Sustainability

Regional meeting elicits voice of LATAM and Caribbean business to fight COVID-19

  • 5 June 2020

ICC Secretary General John W.H. Denton AO convened a regional meeting this week, marking the establishment of a Latin America (LATAM) and Caribbean Action Group. The group will bolster efforts towards an historic ICC commitment to help digitise a million SMEs worldwide.

The virtual meeting brought together representatives from chambers and ICC representative offices (national committees), in Latin America to drive recovery in the region and understand specific challenges at regional level to feed into global debate.

Economist Rebeca Grynspan, Secretary General of Ibero-American and former Vice-President of Costa Rica, addressed the meeting, with a view to build upon on-going discussions to identify how chambers of commerce and ICC national committees in the region can collaborate further to fight COVID-19 and its devastating effects on lives and livelihoods in the region.

Describing the combination of the current health, social and economic crises as a “perfect storm” Ms Grynspan said that most countries in the region did not have the economic strength to protect lives and livelihoods through delivery of strong recovery packages in relation to GDP. Despite swift action taken by countries in the region at the outset of the crisis, Ms Grynspan said that the pandemic had nevertheless impacted the region strongly due to structural weakness in the health sector, fiscal space and in terms of poverty and inequality issues.

Calling for the private sector to continue playing a proactive role towards recovery, Ms Grynspan said:

“If the business net weakens than it will take us too long to recover growth patterns.

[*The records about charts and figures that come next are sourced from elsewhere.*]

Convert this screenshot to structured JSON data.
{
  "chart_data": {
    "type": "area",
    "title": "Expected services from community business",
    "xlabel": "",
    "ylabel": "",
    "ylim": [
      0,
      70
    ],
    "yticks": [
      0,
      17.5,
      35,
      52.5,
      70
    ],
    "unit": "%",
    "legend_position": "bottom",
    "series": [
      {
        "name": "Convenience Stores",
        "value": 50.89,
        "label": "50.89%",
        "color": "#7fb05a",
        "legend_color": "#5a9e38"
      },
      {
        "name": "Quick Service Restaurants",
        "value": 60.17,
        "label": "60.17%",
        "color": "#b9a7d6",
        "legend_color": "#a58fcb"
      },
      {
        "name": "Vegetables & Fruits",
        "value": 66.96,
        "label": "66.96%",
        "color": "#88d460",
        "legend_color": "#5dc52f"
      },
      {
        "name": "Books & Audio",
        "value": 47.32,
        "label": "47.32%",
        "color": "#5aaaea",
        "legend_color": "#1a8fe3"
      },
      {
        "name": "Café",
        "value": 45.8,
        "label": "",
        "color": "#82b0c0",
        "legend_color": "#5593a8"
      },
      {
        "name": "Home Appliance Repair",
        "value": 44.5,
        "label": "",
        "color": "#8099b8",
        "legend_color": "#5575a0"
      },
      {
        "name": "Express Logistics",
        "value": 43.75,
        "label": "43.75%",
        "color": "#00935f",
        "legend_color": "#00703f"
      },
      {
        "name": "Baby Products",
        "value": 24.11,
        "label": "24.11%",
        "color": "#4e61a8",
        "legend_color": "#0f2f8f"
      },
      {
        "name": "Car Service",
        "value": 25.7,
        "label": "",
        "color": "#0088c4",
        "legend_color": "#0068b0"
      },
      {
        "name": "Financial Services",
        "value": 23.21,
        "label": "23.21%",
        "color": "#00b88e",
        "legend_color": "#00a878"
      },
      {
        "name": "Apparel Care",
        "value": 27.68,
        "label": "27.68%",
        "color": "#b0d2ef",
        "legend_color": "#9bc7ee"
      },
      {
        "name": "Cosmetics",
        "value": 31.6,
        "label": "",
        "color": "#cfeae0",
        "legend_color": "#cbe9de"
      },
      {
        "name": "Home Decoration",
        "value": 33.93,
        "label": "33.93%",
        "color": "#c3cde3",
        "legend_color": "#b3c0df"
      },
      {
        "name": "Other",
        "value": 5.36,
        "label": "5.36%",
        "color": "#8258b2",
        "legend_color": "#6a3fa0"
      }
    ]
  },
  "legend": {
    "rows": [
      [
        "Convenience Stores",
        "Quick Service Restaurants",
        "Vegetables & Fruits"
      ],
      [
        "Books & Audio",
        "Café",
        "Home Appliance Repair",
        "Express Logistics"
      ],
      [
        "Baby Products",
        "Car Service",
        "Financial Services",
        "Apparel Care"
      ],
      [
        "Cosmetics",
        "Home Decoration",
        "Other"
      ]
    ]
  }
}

Quality of leadership will be a determinant for the trajectory of these countries….If we have quality leadership in the private sector, in civil society, and in governments, coming together to take decisions, we can drive through this crisis with less pain and suffering than previous crises.”

ICC has spurred an unprecedented mobilisation of national committees in Latin American and the Caribbean – and more than 200 chambers of commerce in the region – to take action against COVID-19.

Maria Fernanda Garza, Chair of ICC Mexico and ICC Regional Coordinator for the Americas said:

“The COVID-19 crisis should bring an opportunity to lay the foundations of a new social contract, moving towards stronger social protection, better public services, greater well-being and environmental sustainability… an inclusive and sustainable international governance based on the 2030 Agenda”.

The meeting saw strong consensus on the need to save micro- small- and medium-sized enterprises (MSMEs), highlighting ICC’s recently launched global campaign to Save Our SMEs.

Nicolas Uribe Rueda, President of the Bogota Chamber of Commerce and Regional Vice-Chair of the World Chambers Federation said:

“MSMEs are protagonists in the response to the crisis and to recovery efforts. Business formalisation is the key to accessing opportunities during and after the crisis.  The actors will have to work articulately and collaboratively to open the way to formality, in this way livelihoods and business will be protected. The actions and  new policies must be based on sustainability, equity and solidarity.”

Mr Rueda said: It is important to design new Development Cooperation Instruments in Latin-America that allow the implementation of regional reconversion programmes, recovery of businesses, and reconstruction of value chains in the region. Governments, business support organisations, and small businesses must collaboratively develop and coordinate the immediate response to the crisis. Multilateral institutions can support national actors in these efforts and, in an interconnected world, these institutions play a crucial role in coordinating responses at the international level.”